The NE part of Box Canyon starts out sandy, with some rocks/boulders, and the sides of the canyon alternate between low cliff and grass hillsides. It is very, very beautiful. However, about 1 mile in is when things get truly awesome. There are a couple of smaller waterfalls that are easy to boulder hop down, and after that is a 20-30’ waterfall that would be a Class 5 climb. Luckily, the resident animals have routed up a very nice detour that feels like a full out trail. Almost right after the large waterfall, the canyon makes a hairpin turn, and right after this is another extremely beautiful section, which has tall, vertical walls on both sides. At this point, I was on the animal route on the North side of the canyon, and I followed a fainter animal route to the edge of the canyon with the hopes of looking in; however, I didn’t feel comfortable taking a step on the rock slabs that form the top part of the vertical section. The exposure didn’t bother me, but if those rocks slabs gave out, it would not have been pretty. Instead of taking the risk, I scampered down a very steep slope just after the cliff walls and back into the canyon. Next I ventured a few feet back in the direction I had come from to the section where there was vertical cliff walls on both sides of me; but I soon heard buzzing and did NOT want to be caught with cliff on either side of me in the event of bees, so I continued onward. The section of Box Canyon after the cliff walls was very beautiful, with many awesome boulders of various shapes, sizes, and colors.

A little over 3/4ths of a mile down from where I re-entered Box Canyon [after having circumvented the waterfall], Box Canyon runs into Lampshire Canyon, which has a slightly different feel to it. There are no huge waterfalls, [at least not in the part I traversed], but is still very beautiful; and like Box Canyon, it delivered beyond expectation. Lampshire Canyon had tons of beautiful, blue-green rocks/boulders, as well as many sections of awesome, small rock formations right in the canyon, [all of which could easily be negotiated or circumvented]. It made for some very fun bouldering to say the least. There is also a neat, old damn in Lampshire Canyon as well.

After about 0.90 miles, I departed Lampshire Canyon to bag Copper Mountain. Not nearly as prominent as many other named Patagonia summits, it was still a very fun climb and the views were absolutely sensational. The current register was placed in April of 1997 by none other than Gordon MacLeod & Barbara Lilley; however, they noted that they had found a ‘brown plastic pill bottle with register sheets’, [which went back to at least March 1991].

After Copper Mountain, I was planning to do the nearby Ashburn Mountain… but I was also planning to return via a slightly different and longer route, [via a side branch off Lampshire Canyon]. A bit tired, [and not wishing to race the sun], I opted to save Ashburn for another day and instead hit up a tiny summit right next to Copper Mountain before heading back.

The sub-canyon that I returned by begins about 0.10 miles East of where Box Canyon meets Lampshire Canyon.
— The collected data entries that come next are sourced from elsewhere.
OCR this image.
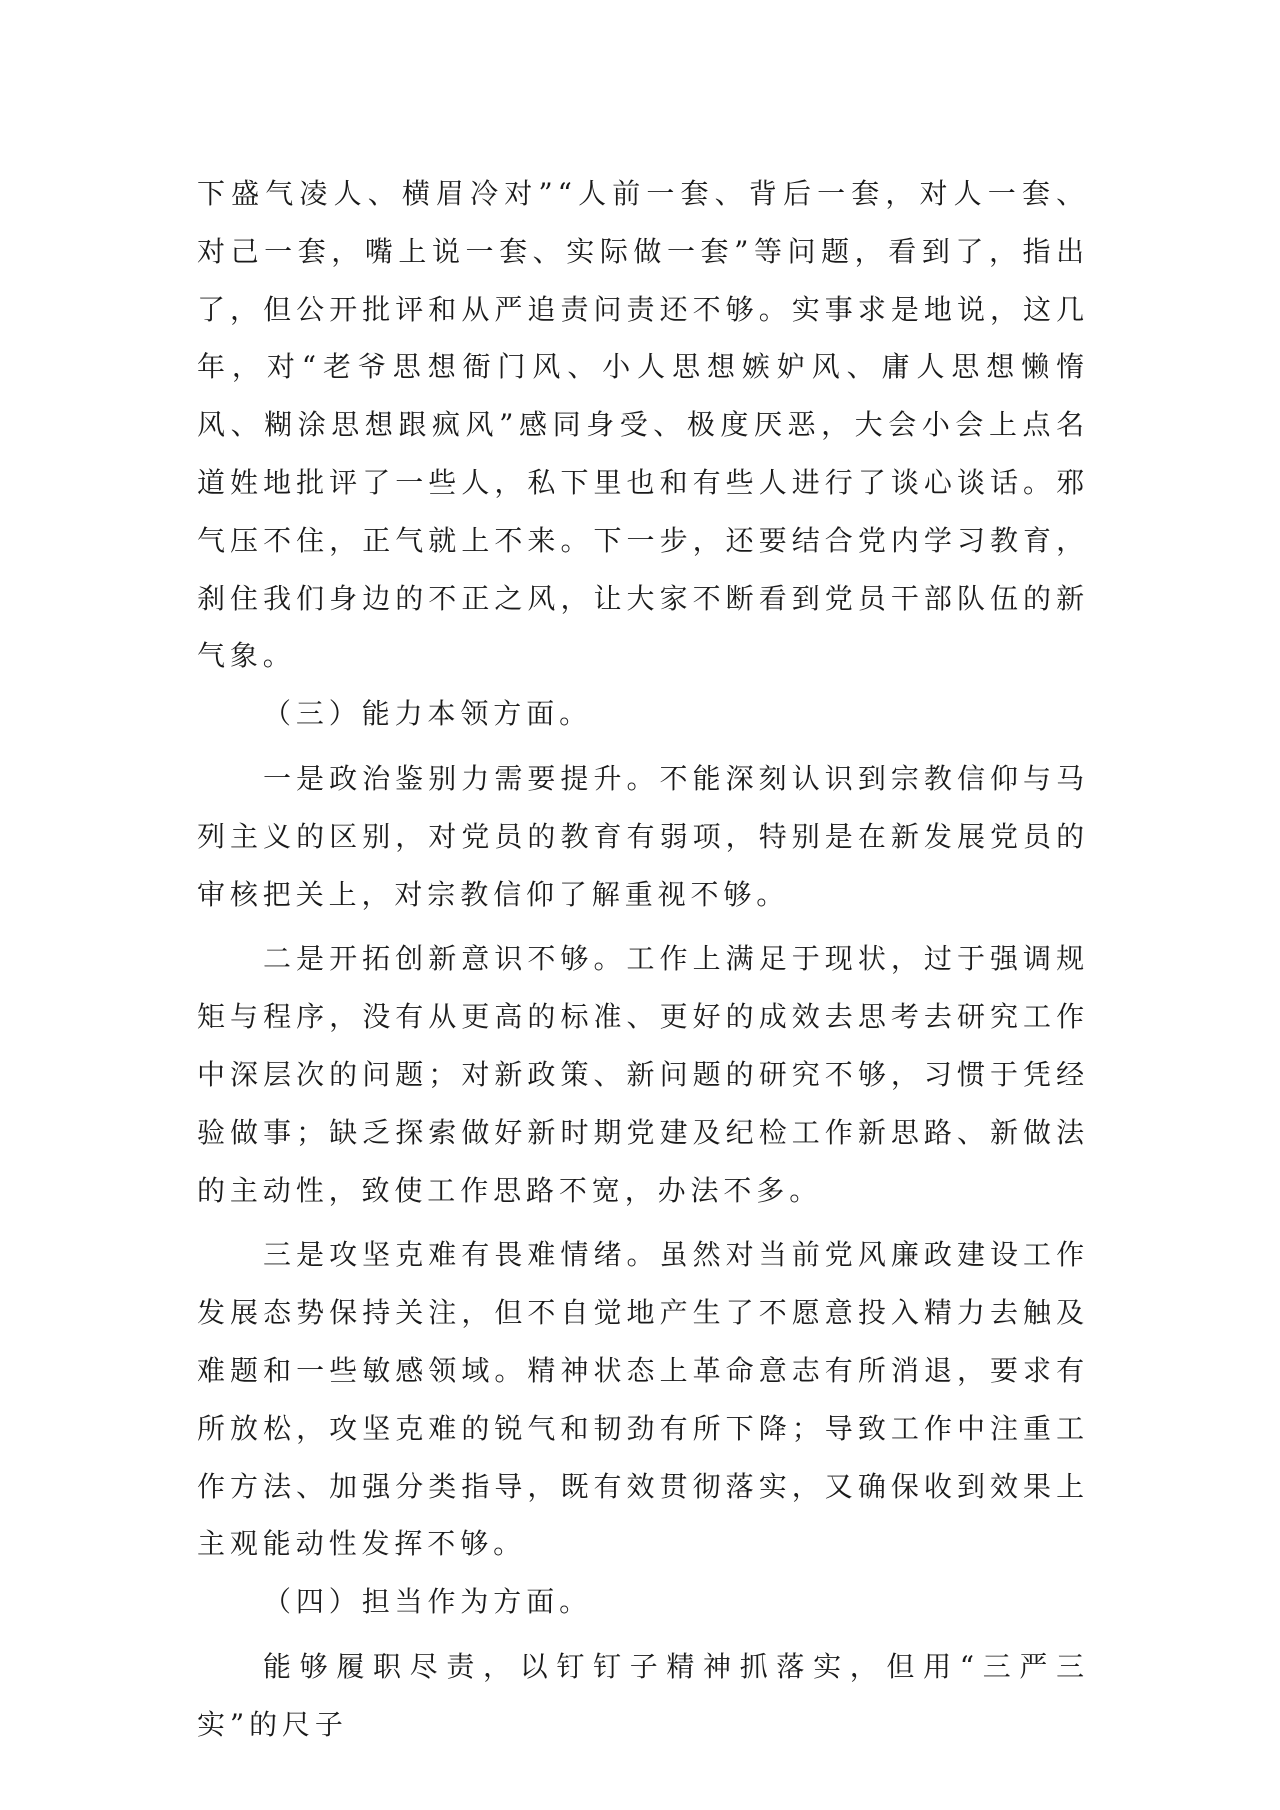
下盛气凌人、横眉冷对”“人前一套、背后一套，对人一套、对己一套，嘴上说一套、实际做一套”等问题，看到了，指出了，但公开批评和从严追责问责还不够。实事求是地说，这几年，对“老爷思想衙门风、小人思想嫉妒风、庸人思想懒惰风、糊涂思想跟疯风”感同身受、极度厌恶，大会小会上点名道姓地批评了一些人，私下里也和有些人进行了谈心谈话。邪气压不住，正气就上不来。下一步，还要结合党内学习教育，刹住我们身边的不正之风，让大家不断看到党员干部队伍的新气象。

（三）能力本领方面。

一是政治鉴别力需要提升。不能深刻认识到宗教信仰与马列主义的区别，对党员的教育有弱项，特别是在新发展党员的审核把关上，对宗教信仰了解重视不够。

二是开拓创新意识不够。工作上满足于现状，过于强调规矩与程序，没有从更高的标准、更好的成效去思考去研究工作中深层次的问题；对新政策、新问题的研究不够，习惯于凭经验做事；缺乏探索做好新时期党建及纪检工作新思路、新做法的主动性，致使工作思路不宽，办法不多。

三是攻坚克难有畏难情绪。虽然对当前党风廉政建设工作发展态势保持关注，但不自觉地产生了不愿意投入精力去触及难题和一些敏感领域。精神状态上革命意志有所消退，要求有所放松，攻坚克难的锐气和韧劲有所下降；导致工作中注重工作方法、加强分类指导，既有效贯彻落实，又确保收到效果上主观能动性发挥不够。

（四）担当作为方面。

能够履职尽责，以钉钉子精神抓落实，但用“三严三实”的尺子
The sub-canyon, [which I was in for nearly 2.5 miles], is absolutely sensational as well. It has tons of reddish/pinkish boulders/rocks for much of the way. There are many places where the boulders/rocks require some very fun, Class 2/2+ scrambling; but nothing was at all difficult. The shapes of the boulders, rocks formations, and many mini-waterfalls in the canyon are just spectacular! It was only toward the very end, [about 1/3rd of a mile SW of where FS Topo shows the end of FR 4614], that the canyon starts to get brushy; but luckily there are some very well beaten in animal routes leading out of the canyon and toward the jeep road in this area. From the start of FR 4614, it was just under 2 miles of exceptionally beautifully jeep road hiking back to my vehicle.